We were warned repeatedly that a post-election scenario whereby the make-up of the next government was unclear would send the bond markets into a state of shock and have Angela Merkel crying into her porridge.
Instead, we've got a slow game of chess where every move is anticipated with a sense of inevitability.
Taoiseach Enda Kenny will make his first public appearance since the Mayo count centre today after confirming last night what we knew all along.
The "certainly not" reply he gave when asked if he'd do business with Fianna Fáil during one of the TV debates meant absolutely nothing.
Throughout the campaign, Mr Kenny got annoyed with journalists for repeatedly asking the question. But the truth is that we didn't believe his answer, and now here we are.

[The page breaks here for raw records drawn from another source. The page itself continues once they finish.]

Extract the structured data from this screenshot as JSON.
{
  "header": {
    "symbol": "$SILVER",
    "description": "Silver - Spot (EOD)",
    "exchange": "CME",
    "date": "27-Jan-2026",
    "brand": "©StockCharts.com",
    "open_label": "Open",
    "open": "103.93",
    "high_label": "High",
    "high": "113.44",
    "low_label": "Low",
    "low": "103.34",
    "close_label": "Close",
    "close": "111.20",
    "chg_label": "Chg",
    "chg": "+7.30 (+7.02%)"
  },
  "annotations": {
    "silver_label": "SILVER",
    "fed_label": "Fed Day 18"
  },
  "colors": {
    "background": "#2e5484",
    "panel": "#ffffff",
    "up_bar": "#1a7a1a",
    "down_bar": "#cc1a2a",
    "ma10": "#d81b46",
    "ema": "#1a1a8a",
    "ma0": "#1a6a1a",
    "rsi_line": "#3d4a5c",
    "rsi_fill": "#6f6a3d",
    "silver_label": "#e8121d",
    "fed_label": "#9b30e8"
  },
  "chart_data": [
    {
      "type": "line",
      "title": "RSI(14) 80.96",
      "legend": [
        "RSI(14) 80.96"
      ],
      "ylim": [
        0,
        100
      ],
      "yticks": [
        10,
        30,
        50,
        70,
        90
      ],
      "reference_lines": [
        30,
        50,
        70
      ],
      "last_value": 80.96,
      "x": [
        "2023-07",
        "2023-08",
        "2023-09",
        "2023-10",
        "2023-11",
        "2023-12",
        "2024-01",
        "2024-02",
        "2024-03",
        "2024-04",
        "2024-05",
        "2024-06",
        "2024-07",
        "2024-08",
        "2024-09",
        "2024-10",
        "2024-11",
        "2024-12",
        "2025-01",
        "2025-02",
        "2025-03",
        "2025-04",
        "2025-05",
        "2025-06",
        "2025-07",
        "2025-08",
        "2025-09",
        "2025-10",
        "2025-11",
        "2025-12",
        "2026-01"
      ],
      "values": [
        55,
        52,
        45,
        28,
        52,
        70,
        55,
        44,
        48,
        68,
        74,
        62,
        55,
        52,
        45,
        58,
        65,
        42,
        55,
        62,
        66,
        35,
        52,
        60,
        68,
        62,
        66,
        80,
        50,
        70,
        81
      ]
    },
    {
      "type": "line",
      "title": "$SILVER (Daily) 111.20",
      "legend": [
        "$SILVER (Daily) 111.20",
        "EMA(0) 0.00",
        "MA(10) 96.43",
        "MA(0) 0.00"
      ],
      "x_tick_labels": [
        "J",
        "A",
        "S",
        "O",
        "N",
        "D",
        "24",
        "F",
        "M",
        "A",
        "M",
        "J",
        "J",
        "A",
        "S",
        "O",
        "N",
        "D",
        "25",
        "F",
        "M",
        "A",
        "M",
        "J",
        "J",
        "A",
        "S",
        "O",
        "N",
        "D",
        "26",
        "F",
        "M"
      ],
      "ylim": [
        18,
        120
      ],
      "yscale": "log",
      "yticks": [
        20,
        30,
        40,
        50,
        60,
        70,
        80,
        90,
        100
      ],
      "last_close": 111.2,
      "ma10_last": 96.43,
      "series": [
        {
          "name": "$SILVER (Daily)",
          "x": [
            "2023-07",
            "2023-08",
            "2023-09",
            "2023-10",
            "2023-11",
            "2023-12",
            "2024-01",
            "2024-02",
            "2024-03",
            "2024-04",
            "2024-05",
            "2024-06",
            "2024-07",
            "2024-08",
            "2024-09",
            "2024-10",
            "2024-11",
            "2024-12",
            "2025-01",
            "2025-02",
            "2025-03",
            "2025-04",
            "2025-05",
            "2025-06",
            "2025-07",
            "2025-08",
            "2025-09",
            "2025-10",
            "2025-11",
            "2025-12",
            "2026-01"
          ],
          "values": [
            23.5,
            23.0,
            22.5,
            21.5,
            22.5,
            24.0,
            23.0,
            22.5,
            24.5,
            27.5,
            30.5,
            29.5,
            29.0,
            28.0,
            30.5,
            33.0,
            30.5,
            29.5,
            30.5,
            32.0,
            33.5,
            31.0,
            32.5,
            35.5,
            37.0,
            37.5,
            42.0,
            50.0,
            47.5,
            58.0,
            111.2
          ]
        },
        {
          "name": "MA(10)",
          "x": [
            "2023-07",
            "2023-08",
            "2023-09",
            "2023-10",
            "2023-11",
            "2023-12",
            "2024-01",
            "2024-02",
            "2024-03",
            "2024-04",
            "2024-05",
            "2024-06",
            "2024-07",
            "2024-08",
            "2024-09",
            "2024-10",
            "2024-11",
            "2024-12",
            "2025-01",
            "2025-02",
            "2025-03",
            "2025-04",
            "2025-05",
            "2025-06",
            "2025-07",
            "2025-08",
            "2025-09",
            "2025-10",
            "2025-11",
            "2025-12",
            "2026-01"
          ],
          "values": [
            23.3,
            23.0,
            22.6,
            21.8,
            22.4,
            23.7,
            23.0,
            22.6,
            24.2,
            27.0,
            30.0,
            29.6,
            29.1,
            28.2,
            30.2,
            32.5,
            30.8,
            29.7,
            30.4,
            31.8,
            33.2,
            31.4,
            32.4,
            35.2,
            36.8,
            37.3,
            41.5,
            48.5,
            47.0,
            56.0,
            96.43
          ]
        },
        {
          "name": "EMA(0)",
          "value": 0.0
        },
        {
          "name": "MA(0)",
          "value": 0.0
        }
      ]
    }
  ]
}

On the other side of the fence, Fianna Fáil is loving it. Barry Cowen claimed on radio yesterday that they had "won" the election despite the fact that Fine Gael are still the biggest party.
He seemed to be trying to move from chess to a game of chicken.
They have started drawing up red-line issues which would need to be addressed in order for Mr Kenny to continue as Taoiseach.
Micheál Martin's decision to seek major reform of the Dáil was a clever move. He has lured Fine Gael into a trap where they are damned no matter what. If the Taoiseach accepts his proposal, then Martin gets a bonus point from the smaller parties both men are trying to win over. If he doesn't enter some sort of negotiations he looks like he is trying to stymie reform.
But really neither side is making any effort to have a government ready for March 10 - disproving all the predictions of doom that a hung Dáil would bring.
Meanwhile, the left is making even less of an effort to pull itself together.
Our politicians would do well to remember that it's a small step from boredom to disillusionment.